Things are getting quite interesting in the mainstream media. Here and there, something real is seeping through the omnipresent facade.
I read in an opinion paper in the New York Times (author: Maureen Dowd) that Biden was removed from the presidential race through a genuine “coup” or overthrow. It’s just an isolated article amidst the vast sea of media content that upholds the illusion of the day, but it’s still being picked up here and there in the mainstream media.
The content of the original article goes like this: Biden fell victim to an actual conspiracy by Obama, Pelosi, Schumer, and Jeffries. On alternative media, this conclusion was reached much earlier: the way Biden was removed from the race bears all the characteristics of a coup.

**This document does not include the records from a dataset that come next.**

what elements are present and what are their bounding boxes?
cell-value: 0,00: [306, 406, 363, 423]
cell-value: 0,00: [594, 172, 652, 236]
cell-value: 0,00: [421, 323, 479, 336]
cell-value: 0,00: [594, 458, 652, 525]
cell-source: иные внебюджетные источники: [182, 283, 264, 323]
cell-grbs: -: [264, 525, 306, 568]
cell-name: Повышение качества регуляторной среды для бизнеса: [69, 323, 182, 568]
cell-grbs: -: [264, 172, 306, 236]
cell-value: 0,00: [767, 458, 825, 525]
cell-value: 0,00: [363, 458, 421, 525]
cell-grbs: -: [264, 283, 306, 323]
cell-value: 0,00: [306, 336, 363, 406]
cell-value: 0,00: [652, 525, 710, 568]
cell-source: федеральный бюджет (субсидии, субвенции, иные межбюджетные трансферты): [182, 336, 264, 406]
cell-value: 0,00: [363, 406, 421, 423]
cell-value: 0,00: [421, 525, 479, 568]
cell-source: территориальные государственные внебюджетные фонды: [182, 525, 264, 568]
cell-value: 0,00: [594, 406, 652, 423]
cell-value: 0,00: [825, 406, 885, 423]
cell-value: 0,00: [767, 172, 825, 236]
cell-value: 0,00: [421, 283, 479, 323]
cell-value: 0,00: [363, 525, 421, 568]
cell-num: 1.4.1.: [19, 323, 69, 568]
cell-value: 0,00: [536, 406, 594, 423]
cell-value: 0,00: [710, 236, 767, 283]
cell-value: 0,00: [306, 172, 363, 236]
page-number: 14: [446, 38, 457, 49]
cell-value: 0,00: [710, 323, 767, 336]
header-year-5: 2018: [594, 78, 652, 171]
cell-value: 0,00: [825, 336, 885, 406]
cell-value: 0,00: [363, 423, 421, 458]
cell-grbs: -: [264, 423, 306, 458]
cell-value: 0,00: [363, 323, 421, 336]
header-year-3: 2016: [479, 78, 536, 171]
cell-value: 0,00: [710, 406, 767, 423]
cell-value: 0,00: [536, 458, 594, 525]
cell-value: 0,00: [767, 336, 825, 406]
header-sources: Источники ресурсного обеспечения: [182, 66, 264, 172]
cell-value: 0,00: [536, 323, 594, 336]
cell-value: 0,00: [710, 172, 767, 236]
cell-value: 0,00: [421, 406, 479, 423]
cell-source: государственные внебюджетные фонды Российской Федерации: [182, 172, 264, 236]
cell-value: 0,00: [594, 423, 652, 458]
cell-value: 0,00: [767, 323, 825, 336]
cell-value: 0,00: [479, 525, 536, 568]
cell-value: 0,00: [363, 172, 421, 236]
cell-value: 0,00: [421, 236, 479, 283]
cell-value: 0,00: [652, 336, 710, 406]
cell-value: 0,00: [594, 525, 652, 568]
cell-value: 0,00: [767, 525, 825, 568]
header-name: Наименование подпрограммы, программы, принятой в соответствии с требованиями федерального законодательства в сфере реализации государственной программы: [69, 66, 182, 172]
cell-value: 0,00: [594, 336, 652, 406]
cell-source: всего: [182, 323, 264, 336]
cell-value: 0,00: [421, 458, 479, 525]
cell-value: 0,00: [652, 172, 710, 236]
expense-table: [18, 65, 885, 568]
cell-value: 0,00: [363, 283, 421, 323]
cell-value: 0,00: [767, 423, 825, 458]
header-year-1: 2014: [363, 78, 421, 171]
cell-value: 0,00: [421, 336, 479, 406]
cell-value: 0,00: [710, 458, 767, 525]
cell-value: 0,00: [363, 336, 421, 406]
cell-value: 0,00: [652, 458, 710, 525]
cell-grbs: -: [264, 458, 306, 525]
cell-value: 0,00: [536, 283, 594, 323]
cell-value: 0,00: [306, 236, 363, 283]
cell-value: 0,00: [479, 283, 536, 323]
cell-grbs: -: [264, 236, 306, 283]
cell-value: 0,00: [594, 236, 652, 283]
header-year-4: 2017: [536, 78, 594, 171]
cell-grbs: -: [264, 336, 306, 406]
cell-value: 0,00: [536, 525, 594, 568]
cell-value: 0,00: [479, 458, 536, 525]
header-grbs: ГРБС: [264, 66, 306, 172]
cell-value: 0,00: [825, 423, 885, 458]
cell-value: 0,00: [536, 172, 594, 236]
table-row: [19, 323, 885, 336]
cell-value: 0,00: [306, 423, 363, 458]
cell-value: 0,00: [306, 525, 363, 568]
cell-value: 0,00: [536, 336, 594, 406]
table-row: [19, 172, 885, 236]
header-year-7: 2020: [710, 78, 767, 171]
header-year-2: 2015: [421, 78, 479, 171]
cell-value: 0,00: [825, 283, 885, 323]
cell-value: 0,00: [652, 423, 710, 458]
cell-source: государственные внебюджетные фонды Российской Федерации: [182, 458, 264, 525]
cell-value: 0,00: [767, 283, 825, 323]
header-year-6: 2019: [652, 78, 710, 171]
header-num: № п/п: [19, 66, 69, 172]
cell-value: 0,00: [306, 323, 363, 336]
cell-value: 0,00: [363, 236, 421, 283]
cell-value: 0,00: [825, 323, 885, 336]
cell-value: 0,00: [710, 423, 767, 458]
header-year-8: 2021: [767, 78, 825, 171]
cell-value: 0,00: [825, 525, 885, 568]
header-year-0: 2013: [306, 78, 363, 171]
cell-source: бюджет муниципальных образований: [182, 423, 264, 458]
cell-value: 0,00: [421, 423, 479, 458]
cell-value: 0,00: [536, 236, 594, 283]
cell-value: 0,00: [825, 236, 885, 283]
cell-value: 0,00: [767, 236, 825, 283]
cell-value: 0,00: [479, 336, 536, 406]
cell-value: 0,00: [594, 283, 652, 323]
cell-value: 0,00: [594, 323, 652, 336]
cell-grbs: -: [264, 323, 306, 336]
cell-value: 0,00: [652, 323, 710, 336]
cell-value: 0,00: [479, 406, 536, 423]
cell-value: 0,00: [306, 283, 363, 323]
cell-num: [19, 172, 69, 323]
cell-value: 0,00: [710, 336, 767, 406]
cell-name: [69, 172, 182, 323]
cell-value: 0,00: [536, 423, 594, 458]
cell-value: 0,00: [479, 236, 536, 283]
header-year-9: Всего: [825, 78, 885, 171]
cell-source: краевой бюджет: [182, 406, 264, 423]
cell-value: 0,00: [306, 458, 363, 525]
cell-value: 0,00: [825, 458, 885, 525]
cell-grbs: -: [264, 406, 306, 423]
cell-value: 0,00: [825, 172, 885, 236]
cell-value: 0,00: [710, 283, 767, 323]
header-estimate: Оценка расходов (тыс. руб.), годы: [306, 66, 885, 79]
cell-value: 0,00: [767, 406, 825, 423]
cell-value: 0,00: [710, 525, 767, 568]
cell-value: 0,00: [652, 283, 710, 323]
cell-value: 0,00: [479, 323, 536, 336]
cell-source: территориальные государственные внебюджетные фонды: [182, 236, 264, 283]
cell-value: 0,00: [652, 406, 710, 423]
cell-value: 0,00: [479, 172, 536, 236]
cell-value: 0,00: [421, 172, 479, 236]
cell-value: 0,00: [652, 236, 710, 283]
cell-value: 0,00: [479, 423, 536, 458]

This conclusion was drawn from a series of factors, including the fact that in the first days after the withdrawal, neither Biden himself nor people from his entourage publicly communicated about the withdrawal from the race, except through a letter signed by Biden “as if with a gun to his head.”
Is it a problem that a number of influential Democratic figures forced Biden behind the scenes to withdraw? Yes, because Biden was indeed democratically elected as the presidential candidate by millions of Democratic Party members. Kamala Harris was not democratically nominated at all.
The coup against Biden confronts Biden himself with a core characteristic of totalitarian systems. As Hannah Arendt already said: a totalitarian system always ultimately becomes a monster that devours its own children. Biden now knows this: he became a victim of the beast he himself abundantly fed.
That rising beast is, of course, not merely an American affair. It is a global phenomenon. The social dynamics set in motion by the riots in Great Britain illustrate this abundantly, for example. What is happening in Great Britain is socially so important that I will dedicate a separate article to it, but I will already touch on it here.
The totalitarian censorship there entered the next stage. People who articulated a dissident opinion on social media are now being imprisoned almost arbitrarily. In some cases, the posts indeed incite violence to some extent; but in other cases, it’s hard to detect anything in the post that could be legally sanctionable. And ultimately, this is exactly what the legislator announces: the post doesn’t have to be illegal for social media platforms to be forced to censor it.
In this way, the totalitarian system achieves something typical: it cancels every law (see, for example, Solzhenitsyn’s “there is no law”) and replaces it with a system of ad hoc rules that whirls around and ultimately descends into radical absurdity. In that sense, totalitarian systems are variants and outgrowths of the bureaucratization of society:
In a fully developed bureaucracy there is nobody left with whom one can argue, to whom one can present grievances, on whom the pressures of power can be exerted. Bureaucracy is the form of government in which everybody is deprived of political freedom, of the power to act; for the rule by Nobody is not no-rule, and where all are equally powerless, we have a tyranny without a tyrant.
Hannah Arendt, On Violence
Ultimately, in such a bureaucratic-totalitarian system, every psychological anchor that the law normally provides is lost. In place of the law is a completely irrational and inconsistent rule system. In this way, our rationalist culture culminates in exactly the opposite of what it sought to achieve.
The absurd, suffocating networks of rules first turn against those who do not want to go along with the system. But those who do engage with the system also fall prey to it, narrowly escaping, if at all, the machine they themselves built.
In a totalitarian system, no one is safe; everything and everyone can fall under the rules that are rewritten daily on the walls of Animal Farm by the pigs in charge. This gives us a glimpse of what the coming years will mainly bring: unimaginable chaos and psychological dislocation. And the only anchor will be precisely what our rationalist Enlightenment society pushed to the background: loyalty to ethical principles even if it means losing whatever you possess in the world of appearances.